33. Treatment of osteoarthritis with freshly isolated stromal vascular fraction cells from adipose and connective tissue
Michalek J, Dudasova Z
International Consortium for Cell Therapy and Immunotherapy and Cellthera clinic, Brno, Czech Republic
Degenerative osteoarthritis affects more than 50 % of people older than 50 years. People with obesity or overweight suffer most frequently. Therapy of osteoarthritis relies on non-steroid analgesics, chondroprotectives and in late stages total joint replacement is considered a standard of care. We performed a pilot study using novel stem cell therapy approach that was performed during one surgical procedure. It relies on abdominal lipoaspiration and processing of connective tissue to stromal vascular fraction (SVF) cells that typically contain relatively large amounts of mesenchymal stromal and stem cells.

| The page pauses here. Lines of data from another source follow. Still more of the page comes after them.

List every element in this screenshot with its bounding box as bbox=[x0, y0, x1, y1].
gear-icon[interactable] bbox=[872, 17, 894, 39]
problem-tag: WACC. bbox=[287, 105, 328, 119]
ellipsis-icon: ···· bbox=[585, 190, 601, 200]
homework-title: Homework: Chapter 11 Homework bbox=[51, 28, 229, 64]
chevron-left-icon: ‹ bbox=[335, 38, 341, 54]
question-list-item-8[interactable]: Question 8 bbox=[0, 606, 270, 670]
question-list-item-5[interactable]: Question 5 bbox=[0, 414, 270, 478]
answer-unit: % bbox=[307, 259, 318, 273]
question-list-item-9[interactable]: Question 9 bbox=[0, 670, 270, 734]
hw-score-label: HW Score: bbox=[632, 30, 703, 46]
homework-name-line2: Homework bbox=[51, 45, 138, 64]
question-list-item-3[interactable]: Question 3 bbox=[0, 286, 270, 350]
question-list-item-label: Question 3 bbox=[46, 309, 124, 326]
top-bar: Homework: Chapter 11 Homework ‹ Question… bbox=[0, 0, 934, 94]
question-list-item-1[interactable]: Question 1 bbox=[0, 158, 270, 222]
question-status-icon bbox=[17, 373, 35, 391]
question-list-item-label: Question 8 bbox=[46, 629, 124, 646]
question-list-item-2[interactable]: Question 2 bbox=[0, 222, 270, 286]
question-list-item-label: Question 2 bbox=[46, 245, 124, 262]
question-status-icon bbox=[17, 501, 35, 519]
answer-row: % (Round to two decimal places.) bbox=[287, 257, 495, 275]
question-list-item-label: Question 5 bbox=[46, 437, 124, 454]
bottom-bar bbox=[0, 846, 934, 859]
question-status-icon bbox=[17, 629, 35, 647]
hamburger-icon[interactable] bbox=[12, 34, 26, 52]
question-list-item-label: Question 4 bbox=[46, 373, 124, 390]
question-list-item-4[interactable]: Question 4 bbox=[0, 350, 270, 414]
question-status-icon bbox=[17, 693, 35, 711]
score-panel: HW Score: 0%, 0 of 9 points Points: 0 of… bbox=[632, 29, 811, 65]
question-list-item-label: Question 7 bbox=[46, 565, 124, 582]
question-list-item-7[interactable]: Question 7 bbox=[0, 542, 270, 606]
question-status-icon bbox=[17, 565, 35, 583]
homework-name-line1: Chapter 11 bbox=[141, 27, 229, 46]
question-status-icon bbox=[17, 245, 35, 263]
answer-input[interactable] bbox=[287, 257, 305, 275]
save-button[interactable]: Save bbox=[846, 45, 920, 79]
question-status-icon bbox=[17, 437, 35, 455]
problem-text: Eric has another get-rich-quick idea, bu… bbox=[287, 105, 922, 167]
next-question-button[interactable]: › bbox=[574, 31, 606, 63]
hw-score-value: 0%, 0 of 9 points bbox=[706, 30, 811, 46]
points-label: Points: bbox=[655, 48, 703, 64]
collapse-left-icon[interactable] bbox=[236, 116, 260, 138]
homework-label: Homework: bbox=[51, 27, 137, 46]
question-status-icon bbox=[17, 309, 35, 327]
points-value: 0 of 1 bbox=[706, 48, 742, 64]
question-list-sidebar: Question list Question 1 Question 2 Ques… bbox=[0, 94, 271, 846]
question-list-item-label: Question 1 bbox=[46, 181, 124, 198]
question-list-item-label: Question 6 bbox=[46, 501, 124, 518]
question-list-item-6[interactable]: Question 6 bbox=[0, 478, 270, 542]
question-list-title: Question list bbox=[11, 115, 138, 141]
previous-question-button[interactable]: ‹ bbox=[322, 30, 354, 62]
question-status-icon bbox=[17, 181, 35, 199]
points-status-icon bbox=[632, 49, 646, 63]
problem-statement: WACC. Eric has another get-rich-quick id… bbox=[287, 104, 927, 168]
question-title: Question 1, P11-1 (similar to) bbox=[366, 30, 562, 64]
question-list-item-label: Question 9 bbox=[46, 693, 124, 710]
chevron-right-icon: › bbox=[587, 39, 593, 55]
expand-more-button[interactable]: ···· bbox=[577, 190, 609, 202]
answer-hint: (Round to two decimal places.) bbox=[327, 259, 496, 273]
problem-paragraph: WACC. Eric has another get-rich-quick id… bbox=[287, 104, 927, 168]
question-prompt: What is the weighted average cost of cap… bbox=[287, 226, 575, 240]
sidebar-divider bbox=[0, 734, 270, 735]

SVF cells are injected immediately to the target joint or to the connective tissue of the target joint. Since 2011, total of 1,128 patients have been recruited and followed for up to 42 months to demonstrate the therapeutical potential of freshly isolated SVF cells. At the same time, one to four joints (knees and hips) were injected with SVF cells per patient. A total number of 1,856 joints were treated. Clinical scale evaluation including pain, non-steroid analgesic usage, limping, extent of joint movement and stiffness was used as measurement of the clinical effect. All patients were diagnosed with stage II–IV osteoarthritis using clinical examination and X-ray, in some cases MRI was also performed to monitor the changes before and after stem cell therapy. After 12 months from SVF therapy, at least 50 % clinical improvement was recognized in 91 %, and at least 75 % clinical improvement in 63 % of patients, respectively. Within 1–2 weeks from SVF therapy 72 % of patients were off the non-steroid analgesics and most of them remain such for at least 12 months. No serious side effects, infection or cancer was associated with SVF cell therapy. In conclusion, here we report a novel and promising therapeutical approach that is safe, cost effective, and relying only on autologous cells.
This work was supported in part by the International Consortium for Cell Therapy and Immunotherapy (www.iccti.eu) and Czech Ministry of Education Grant No. CZ.1.07/2.3.00/20.0012.